“Racing Against Time” by Qiu Zhijie is a project that occupied the stalls area of Galleria Continua / San Gimignano. The spaces were transformed into something representing an archaeological site, with the floor embedded with slabs of patterned paper relief, coloured with Chinese ink.
“It is like a palaeontological dig and a time machine of humanity. Looking back in time to the dinosaur kingdom, the bird kingdom and the mammal kingdom, the whole history of evolution is based on the survival of the fittest. The theme of this exhibition is the battle of powers and the war between empires. It dwells upon the dichotomy of these two logics” Qiu Zhijie
The project includes a series of landscapes with the title “Evolution”. These works are made through an ancient Chinese technique of creating a relief by padding sponges. It’s a traditional technique that is usually employed to place onto paper the inscriptions and motifs that are normally depicted on ancient vases and ceramics. The paper reliefs produced for this project feature animals, architectural features like doors, windows, arches, patterns, as well as fossils, plants, bone formations and space men.
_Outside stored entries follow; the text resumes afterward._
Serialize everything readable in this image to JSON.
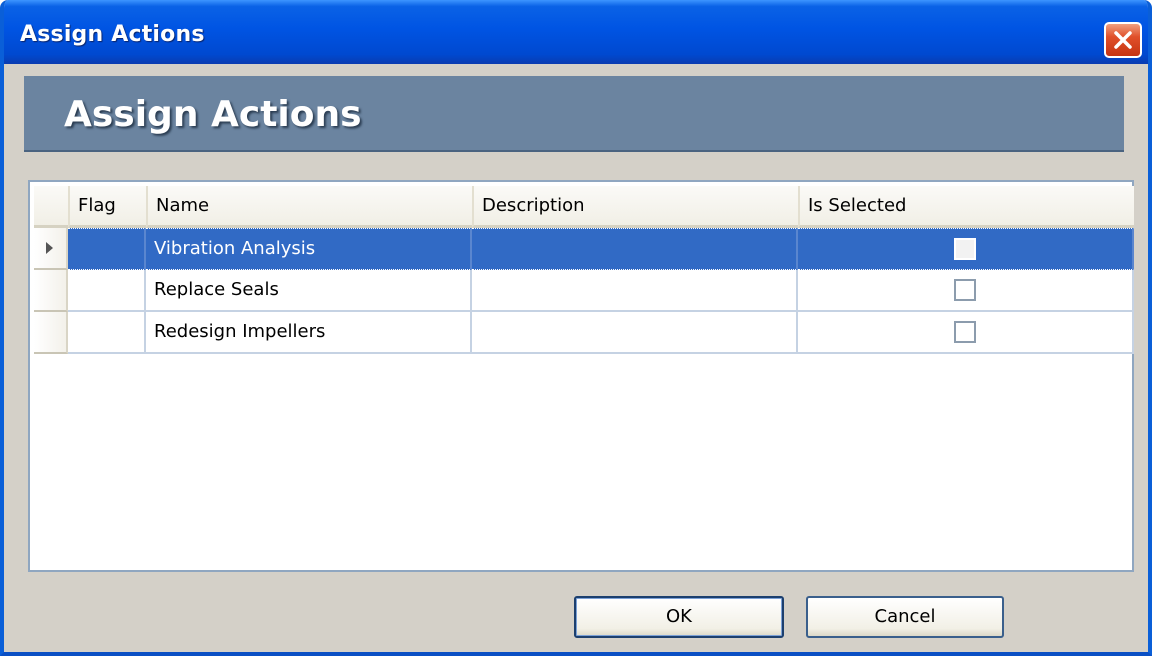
{
  "window": {
    "title": "Assign Actions"
  },
  "header": {
    "title": "Assign Actions"
  },
  "grid": {
    "columns": [
      "Flag",
      "Name",
      "Description",
      "Is Selected"
    ],
    "rows": [
      {
        "flag": "",
        "name": "Vibration Analysis",
        "description": "",
        "is_selected": false,
        "selected_row": true
      },
      {
        "flag": "",
        "name": "Replace Seals",
        "description": "",
        "is_selected": false,
        "selected_row": false
      },
      {
        "flag": "",
        "name": "Redesign Impellers",
        "description": "",
        "is_selected": false,
        "selected_row": false
      }
    ]
  },
  "buttons": {
    "ok_label": "OK",
    "cancel_label": "Cancel"
  },
  "icons": {
    "close": "close-icon",
    "row_pointer": "row-pointer-icon"
  },
  "colors": {
    "titlebar": "#0054e3",
    "header_band": "#6b84a0",
    "selection": "#316ac5",
    "close_button": "#e0502a"
  }
}
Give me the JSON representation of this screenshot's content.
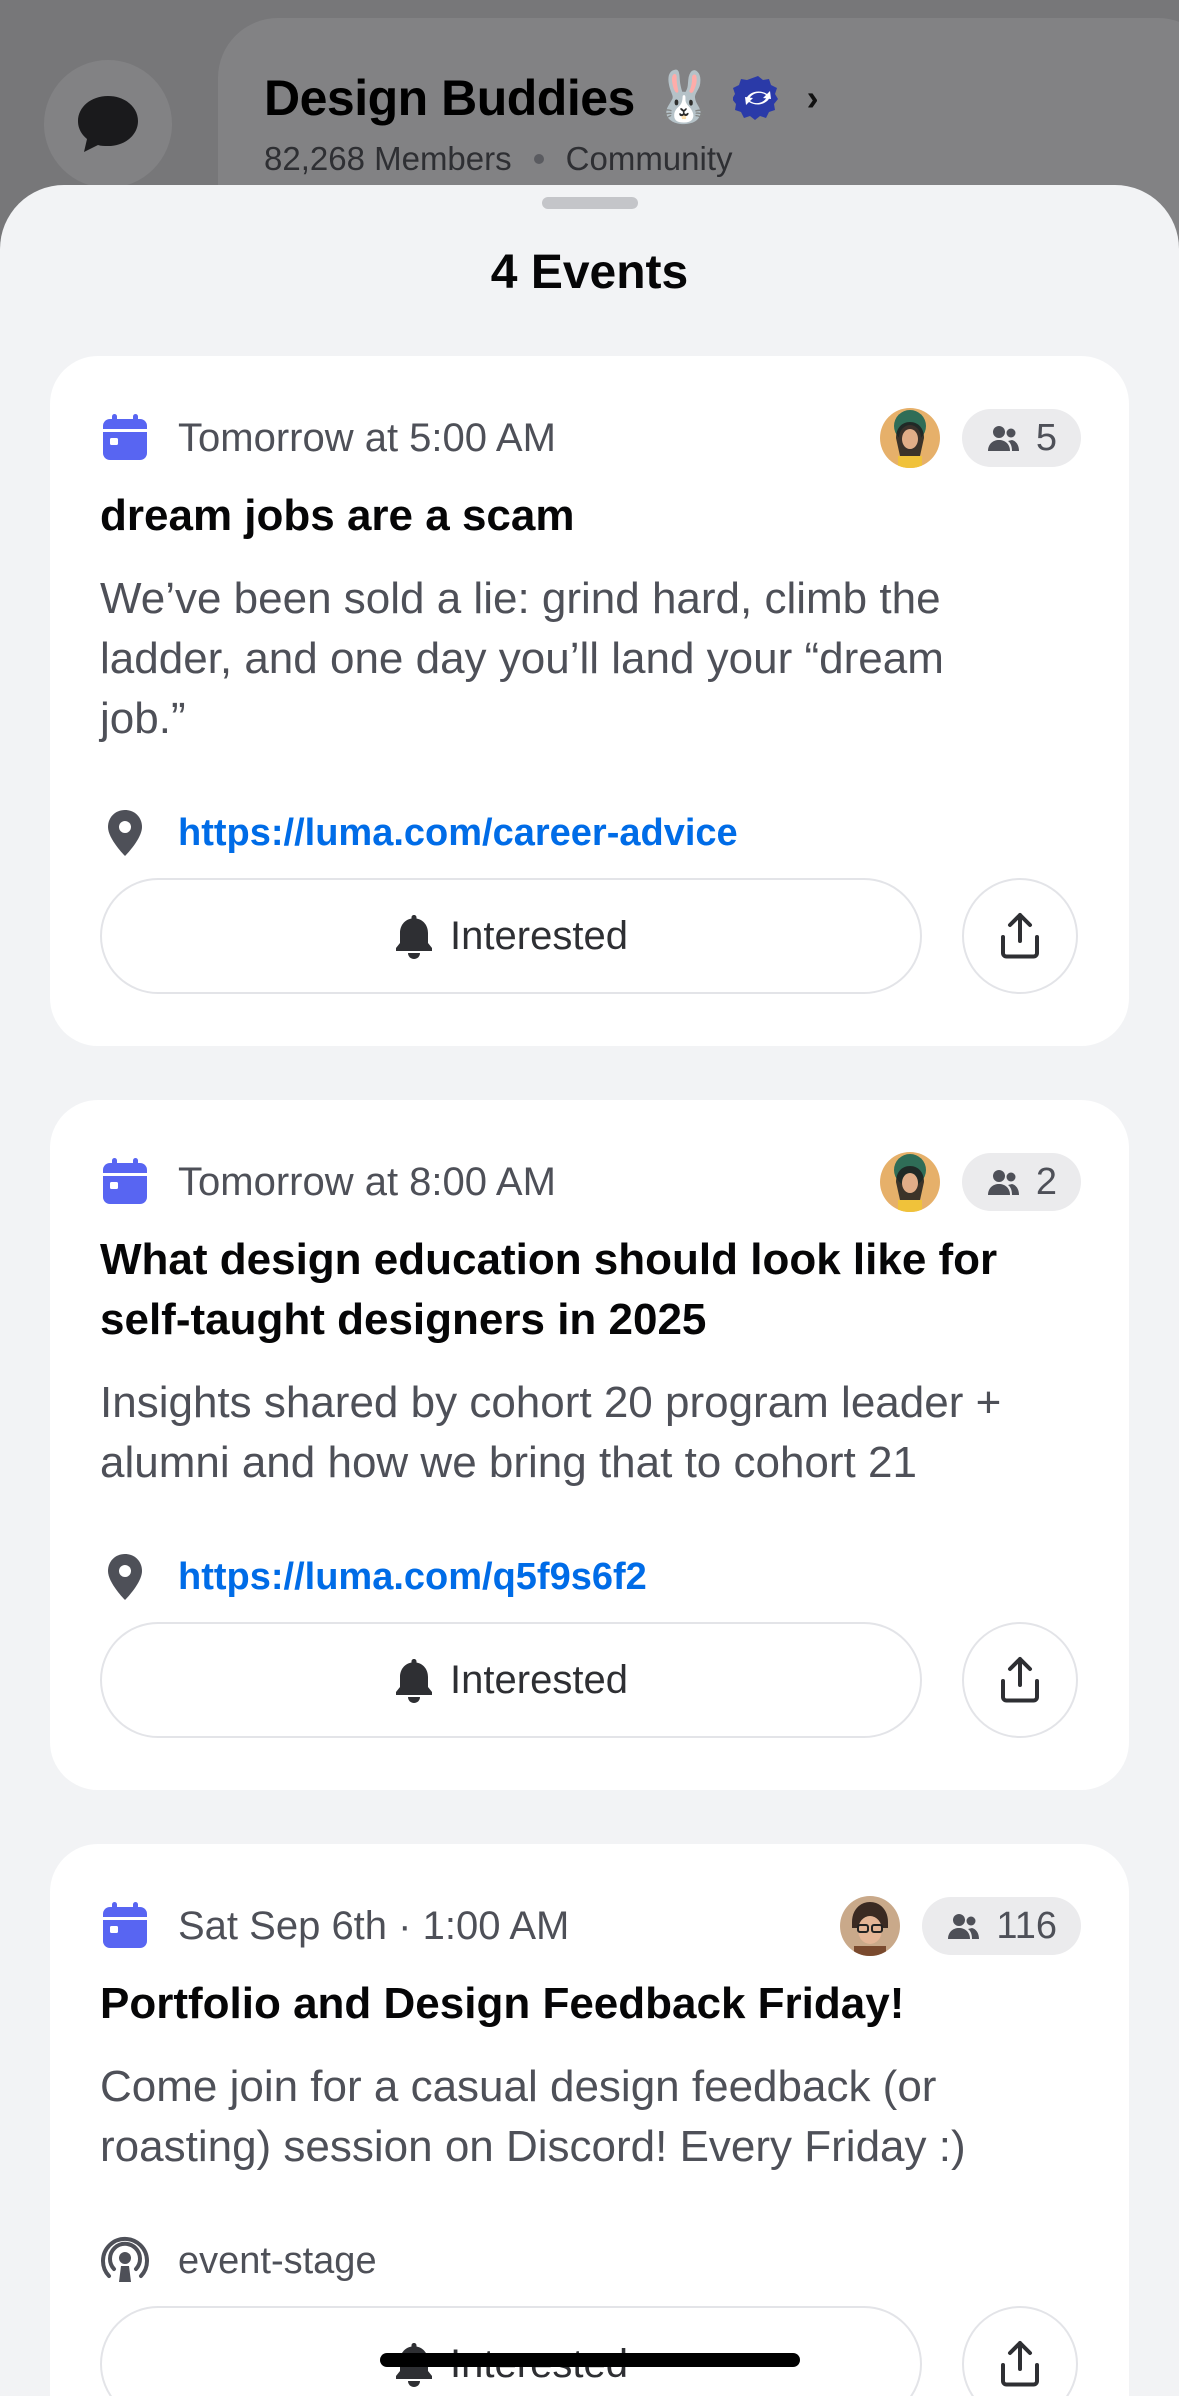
{
  "server": {
    "name": "Design Buddies",
    "emoji": "🐰",
    "members": "82,268 Members",
    "type": "Community"
  },
  "sheet": {
    "title": "4 Events"
  },
  "events": [
    {
      "time": "Tomorrow at 5:00 AM",
      "count": "5",
      "title_lines": [
        "dream jobs are a scam"
      ],
      "desc_lines": [
        "We’ve been sold a lie: grind hard, climb the",
        "ladder, and one day you’ll land your “dream",
        "job.”"
      ],
      "location": "https://luma.com/career-advice",
      "location_type": "link",
      "interested_label": "Interested"
    },
    {
      "time": "Tomorrow at 8:00 AM",
      "count": "2",
      "title_lines": [
        "What design education should look like for",
        "self-taught designers in 2025"
      ],
      "desc_lines": [
        "Insights shared by cohort 20 program leader +",
        "alumni and how we bring that to cohort 21"
      ],
      "location": "https://luma.com/q5f9s6f2",
      "location_type": "link",
      "interested_label": "Interested"
    },
    {
      "time": "Sat Sep 6th · 1:00 AM",
      "count": "116",
      "title_lines": [
        "Portfolio and Design Feedback Friday!"
      ],
      "desc_lines": [
        "Come join for a casual design feedback (or",
        "roasting) session on Discord! Every Friday :)"
      ],
      "location": "event-stage",
      "location_type": "stage",
      "interested_label": "Interested"
    }
  ],
  "colors": {
    "accent": "#5865f2",
    "link": "#006ce7"
  }
}
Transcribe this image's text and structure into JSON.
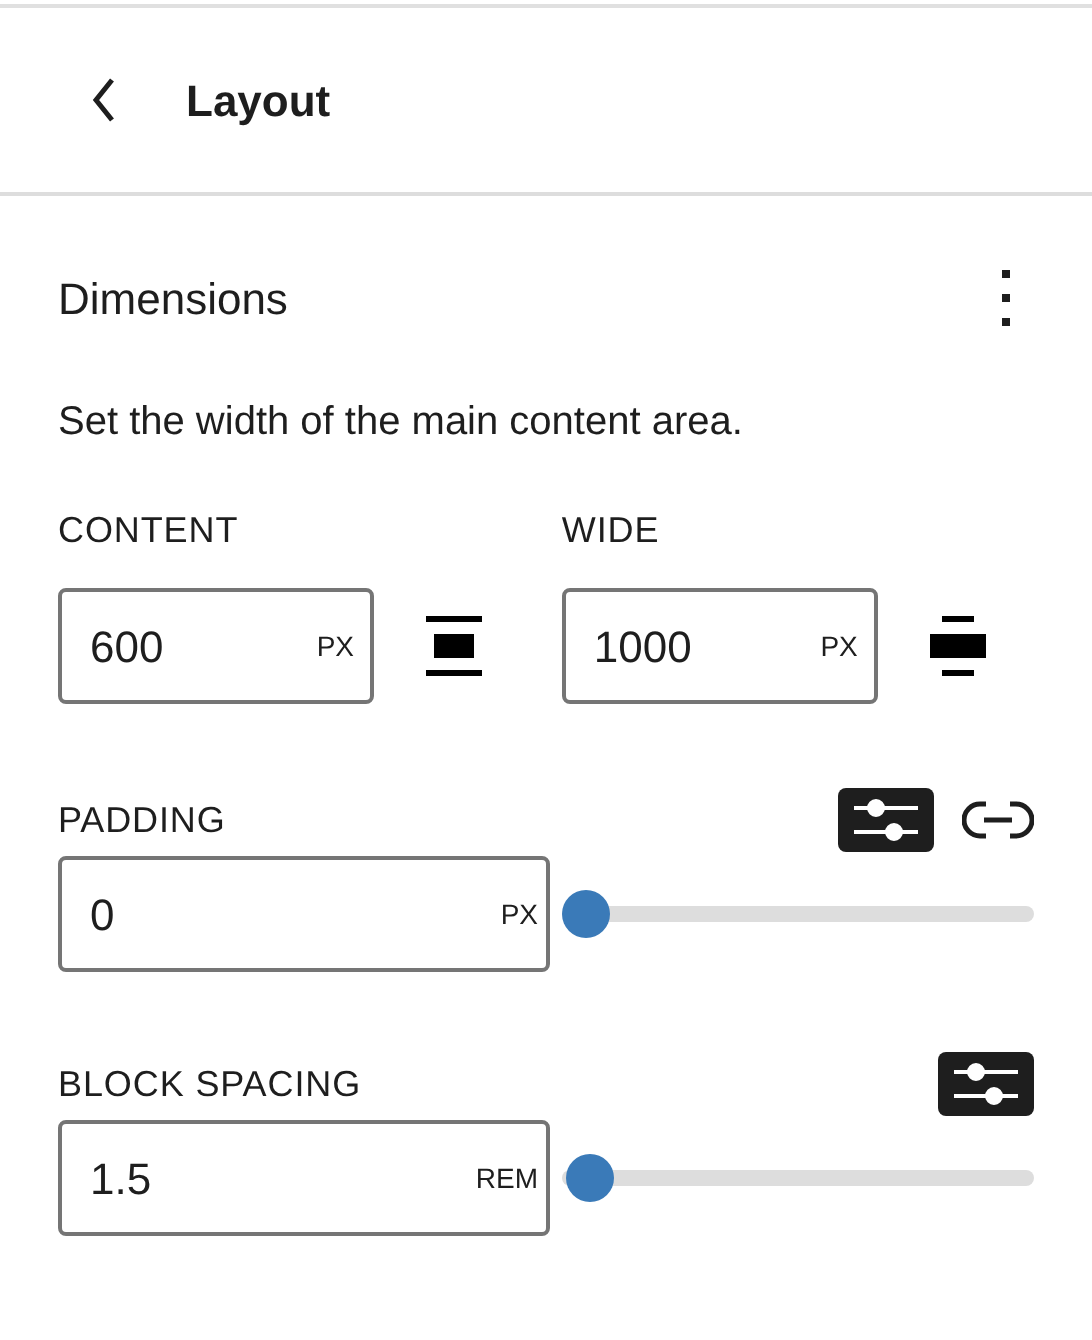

The “Evolution” series develops chronologically, starting in Pangaea, moving through the agricultural period and the “birth of God”. Qiu Zhijie explains some of the symbolism like so: “Attestations of merit and heraldic symbols are forms of power; swords, armour and pistols are used to show off; gates and towers are both architectural forms of symbolism, an expression of perseverance: gates represent power and will, towers symbolize a reaching upwards; plants and animals are links between the history of evolution and the history of empires: birds and eagles, detritus of buildings, Duogong brackets, Roman columns, all shattered fragments and ruins of imperial formalism.”
“Racing Against Time” is an all-encompassing experience that takes the visitor on a pathway of understanding; chronologically investigating the stages of the development of our world. It presents us with reliefs of recognisable images. The fossils and bones are at home in this setting resembling an archaeological site, but as society “develops”, we see weapons, missiles, architectural structures, flying objects and futuristically dressed human figures, causing us to ponder the extent of our evolution and its moral sensibilities.
As an artist, Qiu Zhijie is known for his calligraphy and ink painting, photography, video, installation and performance works. His art is representational of a new kind of experimental communication between the Chinese literati tradition and contemporary art, social participation and the power of self-liberation of art.
As an art writer, Qiu Zhijie published several books include: The Image and Post Modernism (2002), Give Me a Mask (2003), The Limit of Freedom (2003), The Photography after Photography (2004), On Total Art (2012). Catalogs of his work include: Breaking Through the Ice (2009), The Shape of Time (2007), Archeology of Memory (2006), etc.
He was also the curator of the first video art exhibition in China in 1996, and curated a series of “Post-sense Sensibility” exhibitions during 1999 and 2005 promoting the young generation of Chinese artists. In 2012 he was the chief curator of the 9th Shanghai Biennale “Reactivation”, in 2017 he is the chief curator of the Chinese Pavilion of the 57th Venice Biennale.
He was shortlisted for the Hugo Boss Prize administered by the Guggenheim Foundation due to his work of The Nanjing Yangtze River Bridge Project. He was awarded “Artist of the Year” of the Award of Art China in 2009, and was nominated for the same award in 2016.
His works are collected by major museums and institutions around the world, including the Guggenheim Museum in NYC, the Metropolitan Museum of Art, Asian Art Museum of San Francisco, Fondation Louis Vuitton, Foundation by Christian Dior, Ullens Foundation, Neuer Berliner Kunstrerein, and the White Rabbit Gallery in Sydney.